Fannie Mae has partnered with ROC USA and National Cooperative Bank (NCB) (a Fannie Mae lender partner) to develop and implement a test pilot program to acquire Mortgage Loans secured by a ROC property, and gain more understanding of these financing structures. With the approval of our regulator, the Federal Housing Finance Agency (FHFA), we plan to provide financing for up to five ROC-secured Mortgage Loans in 2019, and more in 2020.

  • MHCs owned by nonprofits: We are also developing a product to increase loan acquisitions for MHCs owned by other types of nonprofit entities.

In many areas of the country, manufactured housing remains the largest stock of affordable housing. Nonprofit entities purchase these communities to preserve their affordability and to provide funds to make improvements. Typically, the nonprofit entity is able to make these purchases through grants provided by city, county, and state government, combined with low interest private loans. However, a demand exists for additional funding sources and more flexible financing terms.

We are currently testing models to increase loan acquisitions in this space to help in the preservation of these properties, and plan to release a product enhancement in early 2019.

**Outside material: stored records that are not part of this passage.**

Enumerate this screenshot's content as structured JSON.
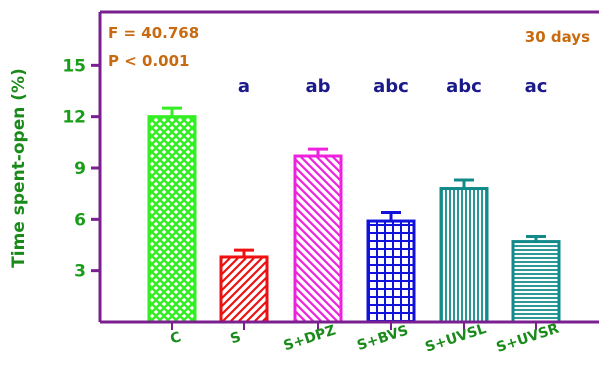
{
  "chart_data": {
    "type": "bar",
    "title": "",
    "xlabel": "",
    "ylabel": "Time spent-open (%)",
    "ylim": [
      0,
      18
    ],
    "yticks": [
      3,
      6,
      9,
      12,
      15
    ],
    "grid": false,
    "categories": [
      "C",
      "S",
      "S+DPZ",
      "S+BVS",
      "S+UVSL",
      "S+UVSR"
    ],
    "values": [
      12.0,
      3.8,
      9.7,
      5.9,
      7.8,
      4.7
    ],
    "errors": [
      0.5,
      0.4,
      0.4,
      0.5,
      0.5,
      0.3
    ],
    "sig_labels": [
      "",
      "a",
      "ab",
      "abc",
      "abc",
      "ac"
    ],
    "annotations": {
      "f_stat": "F = 40.768",
      "p_value": "P < 0.001",
      "period": "30 days"
    }
  },
  "colors": {
    "axis": "#7a1f8f",
    "tick_label": "#1a9e1a",
    "ylabel": "#1a8a1a",
    "x_label": "#1a8a1a",
    "annotation": "#c96a10",
    "sig_label": "#1a1a8a",
    "bars": [
      "#33ee22",
      "#ee1111",
      "#ee22dd",
      "#1111dd",
      "#138a8a",
      "#138a8a"
    ],
    "patterns": [
      "crosshatch",
      "diag-right",
      "diag-left",
      "grid",
      "vertical",
      "horizontal"
    ]
  }
}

Protections for MHC tenants

  • Tenant Pad Lease Protections (TPLPs): FHFA has outlined specific protections to afford tenants of MHCs certain additional rights in areas where state law does not already provide mandatory tenant protections, and has tasked Fannie Mae with providing increased liquidity to MHCs that meets the specified minimums TPLPs. These TPLPs address renewable lease terms, rent increases, rent payments, unit sale and sublease rights, and advance notice of a planned sale or closure of the community.

Our research found that no states or localities currently require all of FHFA's proposed TPLPs. We have consulted with community owners, states, manufactured housing organizations, and lenders to understand the challenges and benefits of adoption. We have learned that requiring owners to convert all leases within a community prior to acquisition can be onerous. We have tested several models to incentivize owners who adopt the TPLPs. In early 2019, we will launch a product enhancement to provide a choice for owners when considering financing options.

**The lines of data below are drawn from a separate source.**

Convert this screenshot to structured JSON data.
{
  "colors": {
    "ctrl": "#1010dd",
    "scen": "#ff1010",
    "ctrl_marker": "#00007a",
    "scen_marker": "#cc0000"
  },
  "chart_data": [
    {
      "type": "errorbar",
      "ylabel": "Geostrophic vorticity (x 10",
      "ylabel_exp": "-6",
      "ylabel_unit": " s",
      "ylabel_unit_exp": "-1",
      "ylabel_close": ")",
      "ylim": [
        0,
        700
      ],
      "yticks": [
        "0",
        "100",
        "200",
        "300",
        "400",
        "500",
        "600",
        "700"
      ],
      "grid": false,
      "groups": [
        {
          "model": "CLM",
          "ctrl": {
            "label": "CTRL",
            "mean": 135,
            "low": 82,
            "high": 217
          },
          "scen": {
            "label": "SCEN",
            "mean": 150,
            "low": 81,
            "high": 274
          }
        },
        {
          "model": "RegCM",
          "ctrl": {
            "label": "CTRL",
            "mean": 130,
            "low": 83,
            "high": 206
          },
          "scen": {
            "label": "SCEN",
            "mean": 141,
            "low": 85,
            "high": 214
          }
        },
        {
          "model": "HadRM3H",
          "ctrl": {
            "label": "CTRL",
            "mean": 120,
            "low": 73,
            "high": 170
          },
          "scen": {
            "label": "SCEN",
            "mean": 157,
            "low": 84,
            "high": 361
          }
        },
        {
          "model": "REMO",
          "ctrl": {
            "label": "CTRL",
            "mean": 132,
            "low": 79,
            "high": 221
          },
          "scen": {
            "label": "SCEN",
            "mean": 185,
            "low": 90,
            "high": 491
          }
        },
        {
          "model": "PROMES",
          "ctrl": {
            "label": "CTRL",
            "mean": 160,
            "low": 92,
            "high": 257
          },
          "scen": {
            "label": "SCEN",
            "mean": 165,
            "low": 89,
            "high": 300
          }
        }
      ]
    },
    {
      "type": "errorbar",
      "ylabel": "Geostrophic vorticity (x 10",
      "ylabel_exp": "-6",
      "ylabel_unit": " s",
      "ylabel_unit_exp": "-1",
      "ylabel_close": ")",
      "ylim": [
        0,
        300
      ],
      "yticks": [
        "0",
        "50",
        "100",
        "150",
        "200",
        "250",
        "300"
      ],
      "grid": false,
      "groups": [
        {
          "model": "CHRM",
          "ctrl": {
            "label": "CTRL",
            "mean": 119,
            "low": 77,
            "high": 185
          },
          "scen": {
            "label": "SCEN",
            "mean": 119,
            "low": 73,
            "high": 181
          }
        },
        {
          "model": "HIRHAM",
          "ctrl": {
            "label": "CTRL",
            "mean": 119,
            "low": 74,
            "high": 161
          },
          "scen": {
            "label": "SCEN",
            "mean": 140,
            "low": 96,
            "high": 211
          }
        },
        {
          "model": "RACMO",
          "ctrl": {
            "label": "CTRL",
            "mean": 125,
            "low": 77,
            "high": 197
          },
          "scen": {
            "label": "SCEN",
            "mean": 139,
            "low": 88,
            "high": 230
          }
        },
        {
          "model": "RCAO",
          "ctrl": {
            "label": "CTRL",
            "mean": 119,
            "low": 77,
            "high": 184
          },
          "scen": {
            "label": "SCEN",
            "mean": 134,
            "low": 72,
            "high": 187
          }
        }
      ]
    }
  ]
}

We feel these efforts demonstrate an innovative spirit and our long-standing commitment to MHCs. Moreover, as we enter the second year of our DTS plan execution, we'll continue to learn and adjust as necessary to get it right and better serve our markets. Beyond DTS, we'll work to keep our core MHC business strong, supporting and listening to our customers and the market.

We appreciate the engagement of the industry as we work together to realize the potential of MHCs for people and communities nationwide. We stand committed and engaged in our mission to create and preserve affordable housing for owners and renters throughout the country.